Requalification judiciaire d’un CEE en CDD

Requalification judiciaire d’un CEE en CDD

 

Si le contrat de travail de la salariée engagée en qualité d’animatrice dans un accueil de loisirs entre dans le champ d’application des dispositions de la loi du 23 mai 2006 (notamment relative au CEE), il convient d’observer que toutes les mentions exigées dans ce type de contrat par le décret du 28 juillet 2006 ne figurent pas dans le contrat de travail litigieux (durée du contrat, nombre de jours travaillés prévus, programme indicatif des jours travaillés, conditions de rupture anticipée du contrat).

Il en résulte que l’employeur ne peut se prévaloir de ces dispositions spécifiques et qu’il y a lieu d’appliquer le droit commun du travail en l’espèce. Il ne peut ainsi rémunérer sa salariée sur la base d’un forfait journalier mais sur la base du montant horaire du SMIC et des heures effectuées. Il lui doit donc un rappel de salaire de 1104 euros.

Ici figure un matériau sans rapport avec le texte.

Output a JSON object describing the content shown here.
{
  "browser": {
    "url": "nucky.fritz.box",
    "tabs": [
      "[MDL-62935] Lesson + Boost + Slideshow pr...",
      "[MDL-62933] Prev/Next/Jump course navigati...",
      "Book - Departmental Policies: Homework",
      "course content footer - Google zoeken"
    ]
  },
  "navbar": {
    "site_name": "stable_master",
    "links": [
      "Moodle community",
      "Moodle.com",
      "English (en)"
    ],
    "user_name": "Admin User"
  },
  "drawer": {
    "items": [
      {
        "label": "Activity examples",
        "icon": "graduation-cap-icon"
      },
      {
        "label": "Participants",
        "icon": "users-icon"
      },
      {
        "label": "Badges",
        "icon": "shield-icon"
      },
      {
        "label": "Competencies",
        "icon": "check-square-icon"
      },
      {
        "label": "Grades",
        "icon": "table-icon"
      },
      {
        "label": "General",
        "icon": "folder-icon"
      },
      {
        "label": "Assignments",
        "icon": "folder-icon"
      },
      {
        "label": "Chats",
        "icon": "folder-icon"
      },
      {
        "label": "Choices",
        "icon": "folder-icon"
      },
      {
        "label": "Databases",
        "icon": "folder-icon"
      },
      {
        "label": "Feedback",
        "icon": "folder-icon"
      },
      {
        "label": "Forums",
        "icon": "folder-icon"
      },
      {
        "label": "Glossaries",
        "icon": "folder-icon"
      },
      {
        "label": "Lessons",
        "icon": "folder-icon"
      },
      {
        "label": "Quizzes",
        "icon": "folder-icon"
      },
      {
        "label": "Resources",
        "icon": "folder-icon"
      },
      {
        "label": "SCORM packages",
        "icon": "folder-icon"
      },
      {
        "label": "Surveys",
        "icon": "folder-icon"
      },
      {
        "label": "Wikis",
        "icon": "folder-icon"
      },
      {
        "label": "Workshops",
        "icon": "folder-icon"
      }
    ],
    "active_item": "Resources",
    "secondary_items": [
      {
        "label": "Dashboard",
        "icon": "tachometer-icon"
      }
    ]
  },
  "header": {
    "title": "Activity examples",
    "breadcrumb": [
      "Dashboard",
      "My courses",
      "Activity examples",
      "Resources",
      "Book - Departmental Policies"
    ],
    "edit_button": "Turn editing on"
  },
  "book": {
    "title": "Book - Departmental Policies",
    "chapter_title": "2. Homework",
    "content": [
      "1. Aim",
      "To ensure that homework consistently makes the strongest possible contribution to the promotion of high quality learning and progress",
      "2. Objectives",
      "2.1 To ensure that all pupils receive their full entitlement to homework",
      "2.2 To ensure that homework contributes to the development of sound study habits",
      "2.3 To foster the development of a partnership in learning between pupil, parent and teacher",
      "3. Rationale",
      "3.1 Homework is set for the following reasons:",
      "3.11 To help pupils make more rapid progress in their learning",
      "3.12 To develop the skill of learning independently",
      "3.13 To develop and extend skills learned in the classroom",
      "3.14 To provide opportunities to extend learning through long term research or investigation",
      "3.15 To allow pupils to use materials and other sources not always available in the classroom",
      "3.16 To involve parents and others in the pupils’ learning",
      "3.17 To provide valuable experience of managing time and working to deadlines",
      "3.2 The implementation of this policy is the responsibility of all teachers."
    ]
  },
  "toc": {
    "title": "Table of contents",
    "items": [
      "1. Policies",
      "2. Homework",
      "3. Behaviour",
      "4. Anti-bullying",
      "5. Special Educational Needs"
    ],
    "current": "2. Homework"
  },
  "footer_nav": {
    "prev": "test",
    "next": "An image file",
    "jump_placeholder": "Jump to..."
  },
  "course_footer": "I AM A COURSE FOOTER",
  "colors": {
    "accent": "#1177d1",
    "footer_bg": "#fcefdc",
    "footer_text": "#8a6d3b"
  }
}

Cour d’appel de Fort-de-France, 28 juin 2012

 


 

Que doit-on retenir ?

  • Si les mentions exigées par décret (durée du contrat, nombre de jours travaillés prévus, programme indicatif des jours travaillés, conditions de rupture anticipée du contrat) ne figurent pas dans un contrat d’engagement éducatif, ce dernier peut être requalifié en CDD. Le juge n’est donc pas tenu par le titre/le nom donné au contrat par les parties.
  • La requalification d’un CEE en CDD entraine des conséquences en matière de rémunération : le salarié doit être payé sur la base du montant horaire du SMIC et non d’un forfait journalier.